Frank Vicini, MD, clinical associate professor of radiation oncology,
William Beaumont Hospital, Royal Oak, Michigan, also reported on his
experience with brachytherapy as the sole radiation treatment after
lumpectomy in 120 patients.
Dr. Vicini initiates the implant either during re-excision/axillary
dissection or with a closed cavity. The closed cavity technique
applies virtual 3D imagery to create a skin surface grid to guide
catheter placement. In all procedures, he uses a template to give
fixed positions at catheter entry points. This improves the quality
of the implant by standardizing the delivered doses of radiation. The
120 patients received 5,000 cGy over 96 hours (the low-dose rate) or
3,200 cGy in 8 fractions over 4 days (high-dose rate).
Dr. Vicini said that his patient population was a highly selected
group. All had small tumors (median, 11 mm); more than 2 mm negative
margins; and well or moderately differentiated tumors. Most patients
were postmenopausal, ER positive, and node negative. Half received
adjuvant tamoxifen, and only 10% received systemic chemotherapy.
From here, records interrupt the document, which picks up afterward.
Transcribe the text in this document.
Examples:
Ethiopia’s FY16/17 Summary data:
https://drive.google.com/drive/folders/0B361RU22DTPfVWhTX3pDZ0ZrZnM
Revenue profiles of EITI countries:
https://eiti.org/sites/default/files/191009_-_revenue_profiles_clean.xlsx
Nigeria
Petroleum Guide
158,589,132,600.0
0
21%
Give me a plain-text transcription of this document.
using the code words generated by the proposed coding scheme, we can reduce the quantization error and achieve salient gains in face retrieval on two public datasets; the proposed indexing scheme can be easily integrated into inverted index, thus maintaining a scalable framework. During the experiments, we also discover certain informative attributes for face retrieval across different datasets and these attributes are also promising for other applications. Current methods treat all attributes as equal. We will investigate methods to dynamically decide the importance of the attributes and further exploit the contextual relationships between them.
After a mean follow-up of 48 months for the low-dose-rate patients
and 23 months for the high-dose-rate patients, there have been no
local, regional, or distant failures. The cosmetic results are good
to excellent in more than 85% of patients, Dr. Vicini reported.
These results appear quite excellent, but skeptics might
suggest they are due to patient selection bias or short
follow-up, he said. To examine these issues, his study compared
the 120 brachytherapy patients to 120 well-matched controls from his
external beam radiotherapy database.
The comparison at 5-year follow-up found no significant difference in
rates of local, regional, or distant failure. There were no such
failures in the brachytherapy group vs three local failures and five
distant failures in the external beam radiotherapy group.